Stepping Stones by Lucy Knisely, 224 pp, RL 4

Stepping Stones
Review Copy from RH Graphic

Knisely, known for her graphic memoirs for adults, brings her superb visual storytelling to the pages of Stepping Stones, her debut graphic novel for kids. Knisely's book, the first in a series, joins a growing shelf of distinguished graphic novels that address the challenges of growing up - from anxiety to friendship and cliques to dental disasters - with a  welcome clarity and honesty, along with enlightening, uplifting, inspiring author's notes. While only child Knisely shares the story of the divorce of her parents, her move to the country and adjustment to step-siblings and a stepfather in her author's note, she choses to fictionalize this for Stepping Stones

When Jen's mom pursues her dream of living in the country after her divorce, she moves her daughter to Jen to her boyfriend Walter's farm. A city kid, Jen copes with the absence of everything she loves, including her dad, by drawing her feelings into comics. An only child, Jen also has to adjust to having two sisters, bossy Andy and quiet Reese, on the weekends. Working the stand at the farmer's market, Andy's math and business skills bring Jen's math struggles to light and giving Walter, argumentative and quick to judge at times, more reason to call "Jenny" (which she repeatedly, if quietly, asks not to be called) a drama queen.

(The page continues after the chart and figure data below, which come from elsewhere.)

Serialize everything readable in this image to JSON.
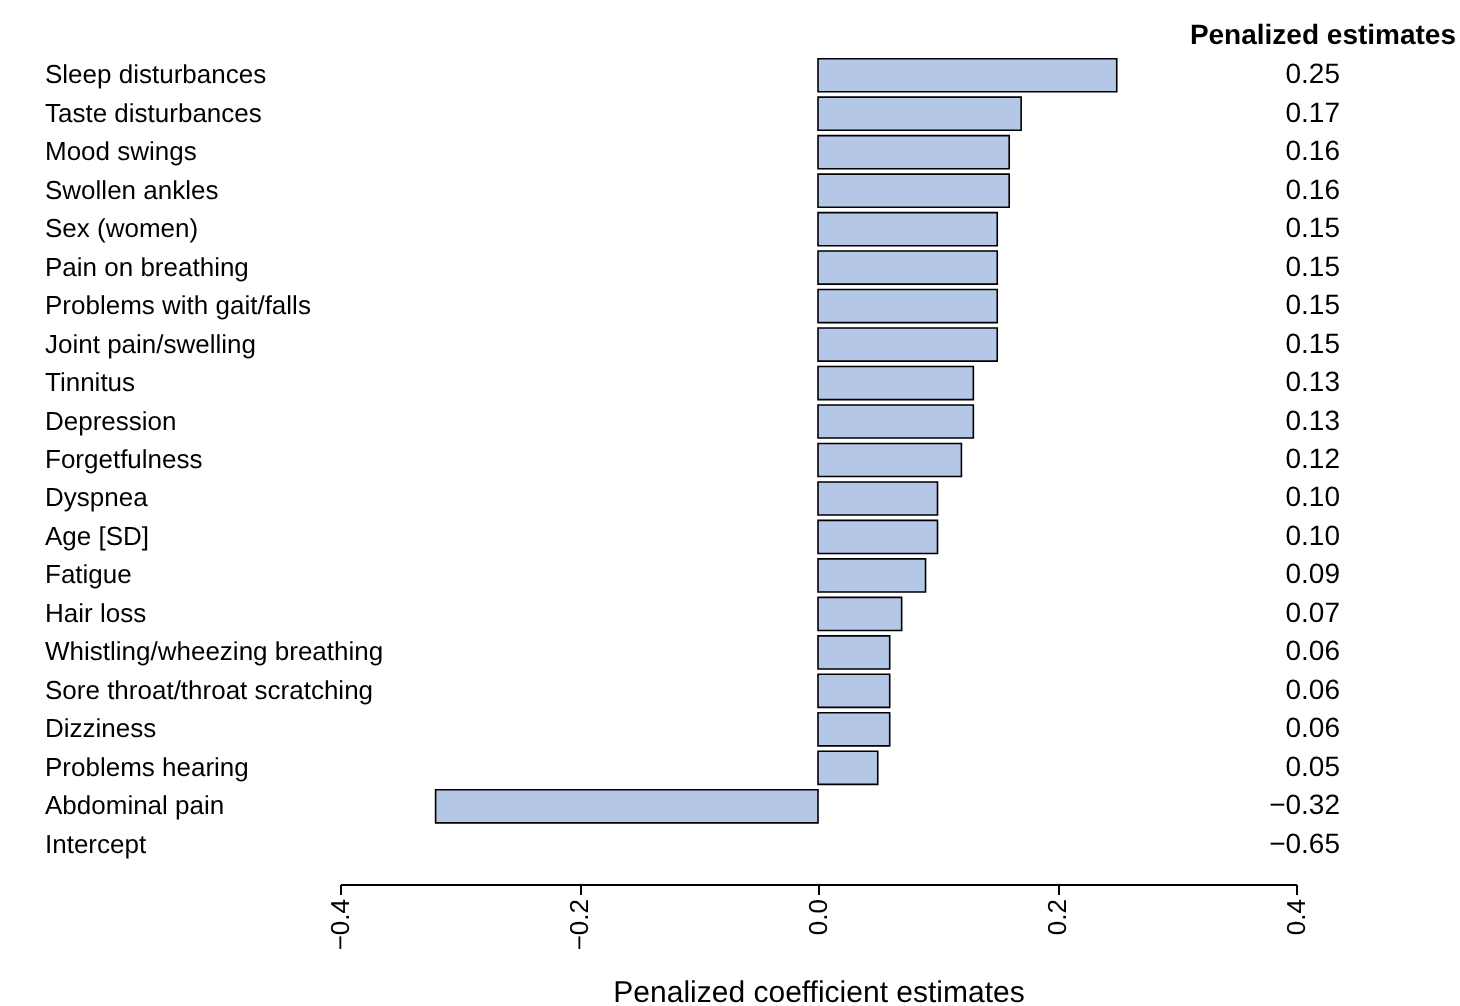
{
  "chart_data": {
    "type": "bar",
    "orientation": "horizontal",
    "xlabel": "Penalized coefficient estimates",
    "annotations": [
      "Penalized estimates"
    ],
    "categories": [
      "Sleep disturbances",
      "Taste disturbances",
      "Mood swings",
      "Swollen ankles",
      "Sex (women)",
      "Pain on breathing",
      "Problems with gait/falls",
      "Joint pain/swelling",
      "Tinnitus",
      "Depression",
      "Forgetfulness",
      "Dyspnea",
      "Age [SD]",
      "Fatigue",
      "Hair loss",
      "Whistling/wheezing breathing",
      "Sore throat/throat scratching",
      "Dizziness",
      "Problems hearing",
      "Abdominal pain",
      "Intercept"
    ],
    "values": [
      0.25,
      0.17,
      0.16,
      0.16,
      0.15,
      0.15,
      0.15,
      0.15,
      0.13,
      0.13,
      0.12,
      0.1,
      0.1,
      0.09,
      0.07,
      0.06,
      0.06,
      0.06,
      0.05,
      -0.32,
      null
    ],
    "value_labels": [
      "0.25",
      "0.17",
      "0.16",
      "0.16",
      "0.15",
      "0.15",
      "0.15",
      "0.15",
      "0.13",
      "0.13",
      "0.12",
      "0.10",
      "0.10",
      "0.09",
      "0.07",
      "0.06",
      "0.06",
      "0.06",
      "0.05",
      "−0.32",
      "−0.65"
    ],
    "color": "#b4c7e7",
    "xlim": [
      -0.4,
      0.4
    ],
    "xticks": [
      -0.4,
      -0.2,
      {
        "value": 0,
        "label": "0.0"
      },
      0.2,
      0.4
    ],
    "grid": false
  }
}
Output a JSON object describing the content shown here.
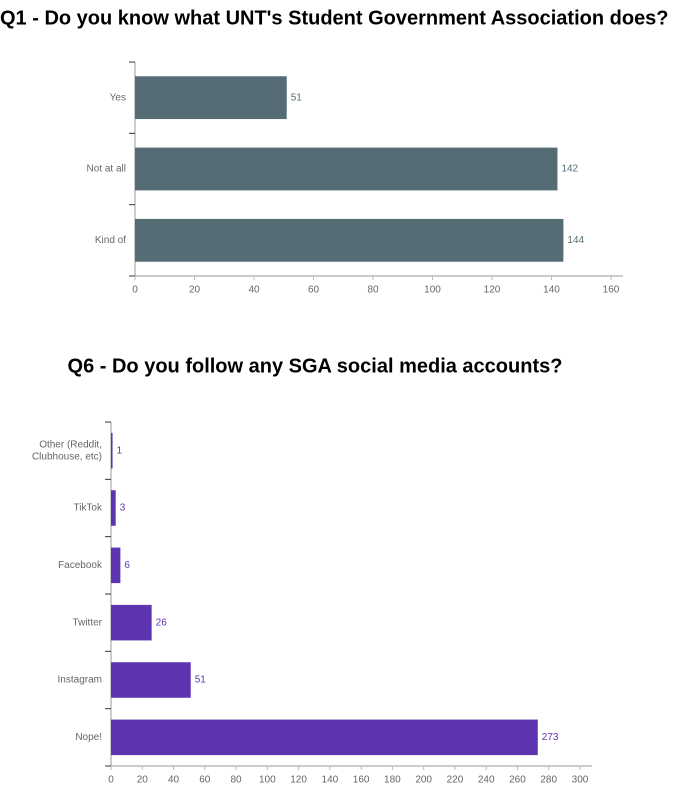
{
  "chart_data": [
    {
      "type": "bar",
      "orientation": "horizontal",
      "title": "Q1 - Do you know what UNT's Student Government Association does?",
      "categories": [
        "Yes",
        "Not at all",
        "Kind of"
      ],
      "values": [
        51,
        142,
        144
      ],
      "color": "#566c75",
      "xlim": [
        0,
        160
      ],
      "xticks": [
        0,
        20,
        40,
        60,
        80,
        100,
        120,
        140,
        160
      ],
      "grid": false
    },
    {
      "type": "bar",
      "orientation": "horizontal",
      "title": "Q6 - Do you follow any SGA social media accounts?",
      "categories": [
        "Other (Reddit, Clubhouse, etc)",
        "TikTok",
        "Facebook",
        "Twitter",
        "Instagram",
        "Nope!"
      ],
      "values": [
        1,
        3,
        6,
        26,
        51,
        273
      ],
      "color": "#5e35b1",
      "xlim": [
        0,
        300
      ],
      "xticks": [
        0,
        20,
        40,
        60,
        80,
        100,
        120,
        140,
        160,
        180,
        200,
        220,
        240,
        260,
        280,
        300
      ],
      "grid": false
    }
  ]
}
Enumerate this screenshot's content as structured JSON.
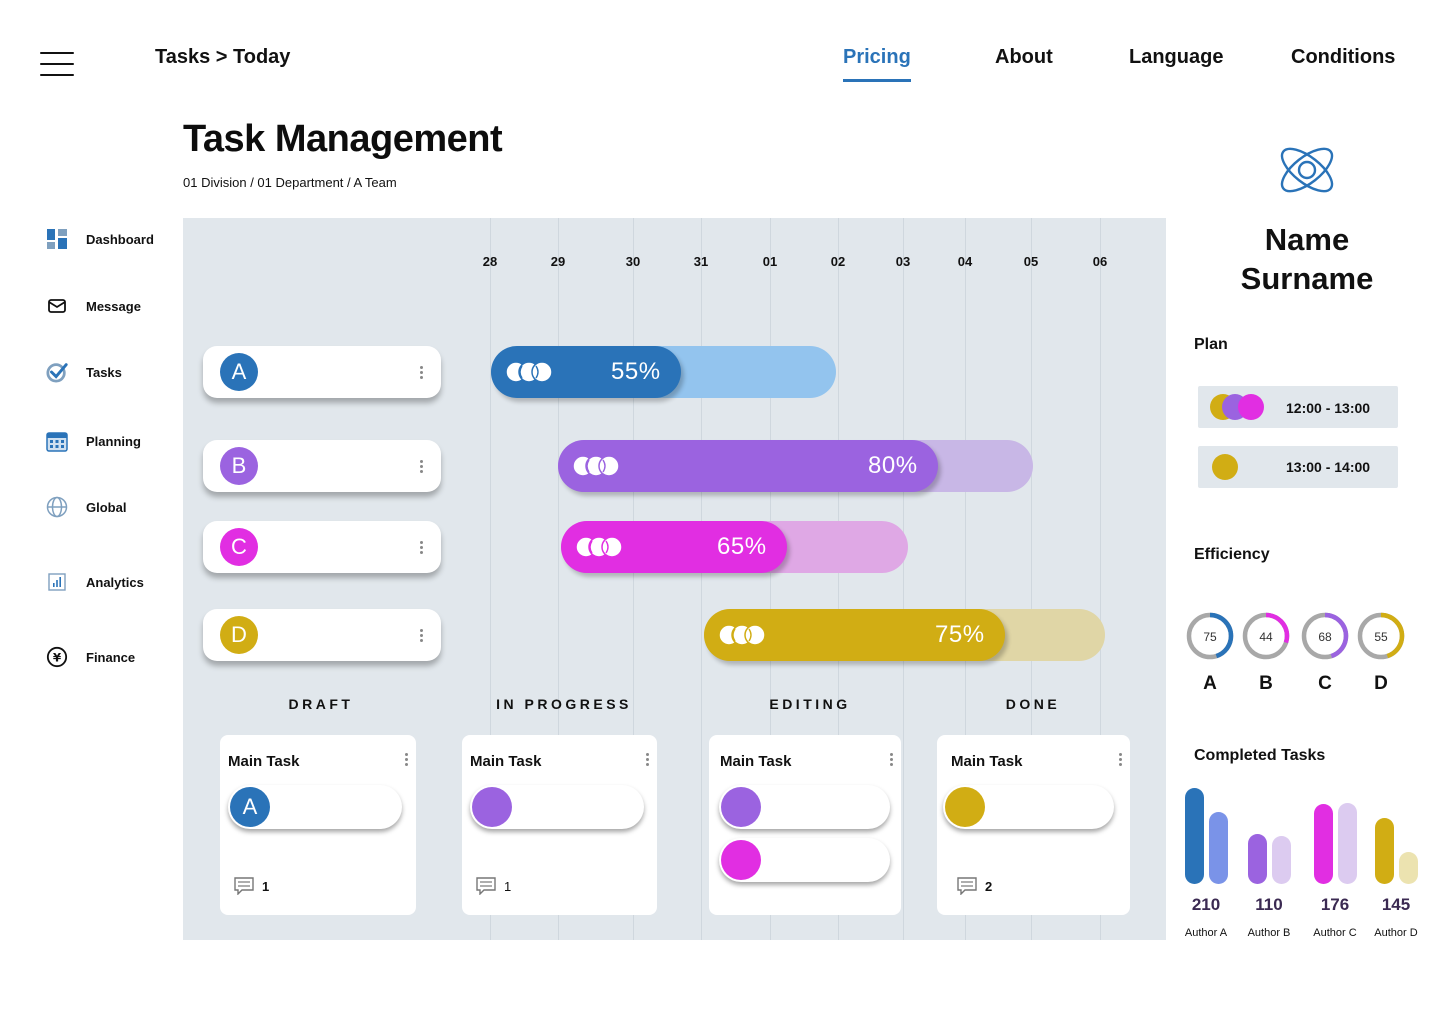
{
  "nav": {
    "breadcrumb": "Tasks > Today",
    "links": [
      "Pricing",
      "About",
      "Language",
      "Conditions"
    ],
    "active": "Pricing",
    "accent": "#2a73b8"
  },
  "page": {
    "title": "Task Management",
    "subtitle": "01 Division / 01 Department / A Team"
  },
  "sidebar": {
    "items": [
      {
        "label": "Dashboard",
        "icon": "dashboard-icon"
      },
      {
        "label": "Message",
        "icon": "envelope-icon"
      },
      {
        "label": "Tasks",
        "icon": "check-circle-icon"
      },
      {
        "label": "Planning",
        "icon": "calendar-icon"
      },
      {
        "label": "Global",
        "icon": "globe-icon"
      },
      {
        "label": "Analytics",
        "icon": "bar-chart-icon"
      },
      {
        "label": "Finance",
        "icon": "yen-coin-icon"
      }
    ]
  },
  "timeline": {
    "dates": [
      "28",
      "29",
      "30",
      "31",
      "01",
      "02",
      "03",
      "04",
      "05",
      "06"
    ],
    "rows": [
      {
        "letter": "A",
        "color": "#2a73b8",
        "light": "#93c4ee",
        "percent": "55%",
        "progress": 0.55
      },
      {
        "letter": "B",
        "color": "#9b63e0",
        "light": "#c8b7e6",
        "percent": "80%",
        "progress": 0.8
      },
      {
        "letter": "C",
        "color": "#e12ee2",
        "light": "#dfa8e5",
        "percent": "65%",
        "progress": 0.65
      },
      {
        "letter": "D",
        "color": "#d1ad14",
        "light": "#e0d6a6",
        "percent": "75%",
        "progress": 0.75
      }
    ]
  },
  "board": {
    "columns": [
      {
        "status": "DRAFT",
        "card_title": "Main Task",
        "comments": "1",
        "avatars": [
          {
            "letter": "A",
            "color": "#2a73b8"
          }
        ]
      },
      {
        "status": "IN PROGRESS",
        "card_title": "Main Task",
        "comments": "1",
        "avatars": [
          {
            "letter": "",
            "color": "#9b63e0"
          }
        ]
      },
      {
        "status": "EDITING",
        "card_title": "Main Task",
        "comments": "",
        "avatars": [
          {
            "letter": "",
            "color": "#9b63e0"
          },
          {
            "letter": "",
            "color": "#e12ee2"
          }
        ]
      },
      {
        "status": "DONE",
        "card_title": "Main Task",
        "comments": "2",
        "avatars": [
          {
            "letter": "",
            "color": "#d1ad14"
          }
        ]
      }
    ]
  },
  "profile": {
    "name": "Name Surname",
    "name_line1": "Name",
    "name_line2": "Surname"
  },
  "plan": {
    "heading": "Plan",
    "slots": [
      {
        "time": "12:00 - 13:00",
        "colors": [
          "#d1ad14",
          "#9b63e0",
          "#e12ee2"
        ]
      },
      {
        "time": "13:00 - 14:00",
        "colors": [
          "#d1ad14"
        ]
      }
    ]
  },
  "efficiency": {
    "heading": "Efficiency",
    "items": [
      {
        "letter": "A",
        "value": "75",
        "pct": 0.45,
        "color": "#2a73b8"
      },
      {
        "letter": "B",
        "value": "44",
        "pct": 0.3,
        "color": "#e12ee2"
      },
      {
        "letter": "C",
        "value": "68",
        "pct": 0.45,
        "color": "#9b63e0"
      },
      {
        "letter": "D",
        "value": "55",
        "pct": 0.45,
        "color": "#d1ad14"
      }
    ]
  },
  "completed": {
    "heading": "Completed Tasks",
    "chart_data": {
      "type": "bar",
      "categories": [
        "Author A",
        "Author B",
        "Author C",
        "Author D"
      ],
      "values": [
        210,
        110,
        176,
        145
      ],
      "colors": [
        [
          "#2a73b8",
          "#7a93e8"
        ],
        [
          "#9b63e0",
          "#dccbf0"
        ],
        [
          "#e12ee2",
          "#dccbf0"
        ],
        [
          "#d1ad14",
          "#ece3b0"
        ]
      ]
    }
  }
}
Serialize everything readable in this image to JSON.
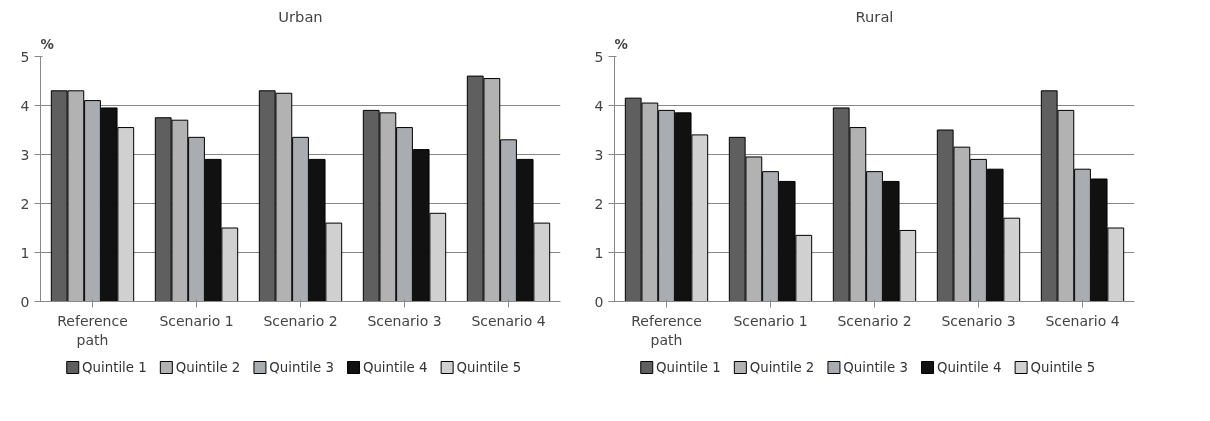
{
  "chart_data": [
    {
      "type": "bar",
      "title": "Urban",
      "ylabel": "%",
      "categories": [
        "Reference path",
        "Scenario 1",
        "Scenario 2",
        "Scenario 3",
        "Scenario 4"
      ],
      "ylim": [
        0,
        5
      ],
      "yticks": [
        0,
        1,
        2,
        3,
        4,
        5
      ],
      "grid": "y",
      "legend": "bottom",
      "series": [
        {
          "name": "Quintile 1",
          "color": "#5f5f5f",
          "values": [
            4.3,
            3.75,
            4.3,
            3.9,
            4.6
          ]
        },
        {
          "name": "Quintile 2",
          "color": "#b2b2b2",
          "values": [
            4.3,
            3.7,
            4.25,
            3.85,
            4.55
          ]
        },
        {
          "name": "Quintile 3",
          "color": "#a9adb2",
          "values": [
            4.1,
            3.35,
            3.35,
            3.55,
            3.3
          ]
        },
        {
          "name": "Quintile 4",
          "color": "#111111",
          "values": [
            3.95,
            2.9,
            2.9,
            3.1,
            2.9
          ]
        },
        {
          "name": "Quintile 5",
          "color": "#d0d0d0",
          "values": [
            3.55,
            1.5,
            1.6,
            1.8,
            1.6
          ]
        }
      ]
    },
    {
      "type": "bar",
      "title": "Rural",
      "ylabel": "%",
      "categories": [
        "Reference path",
        "Scenario 1",
        "Scenario 2",
        "Scenario 3",
        "Scenario 4"
      ],
      "ylim": [
        0,
        5
      ],
      "yticks": [
        0,
        1,
        2,
        3,
        4,
        5
      ],
      "grid": "y",
      "legend": "bottom",
      "series": [
        {
          "name": "Quintile 1",
          "color": "#5f5f5f",
          "values": [
            4.15,
            3.35,
            3.95,
            3.5,
            4.3
          ]
        },
        {
          "name": "Quintile 2",
          "color": "#b2b2b2",
          "values": [
            4.05,
            2.95,
            3.55,
            3.15,
            3.9
          ]
        },
        {
          "name": "Quintile 3",
          "color": "#a9adb2",
          "values": [
            3.9,
            2.65,
            2.65,
            2.9,
            2.7
          ]
        },
        {
          "name": "Quintile 4",
          "color": "#111111",
          "values": [
            3.85,
            2.45,
            2.45,
            2.7,
            2.5
          ]
        },
        {
          "name": "Quintile 5",
          "color": "#d0d0d0",
          "values": [
            3.4,
            1.35,
            1.45,
            1.7,
            1.5
          ]
        }
      ]
    }
  ]
}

With authenticity and empathy, Knisely brings Jen, Andy and Reese together and, while Walter's hurtful behavior is not addressed directly, the girls unite as they recognize it for what it is. Jen's emotions, especially the shame she feels when she cannot do the math to make change at the farmer's market, as well as her frustration at having no control over her life, are painfully real. In Knisely's author's note, she shares her personal experience as a child of divorce, especially growing up with her own version of Walter, both "annoying and beloved," ending with these words,

One of the worst things about being a kid is finding yourself in these situations here you have no control over the decisions that adults are making that affect you. But sometimes it's also one of the best things - to find yourself in a situation you couldn't possibly have chosen for yourself, totally at sea. It can sometimes bring unexpected beauty and introduce strangers that become family.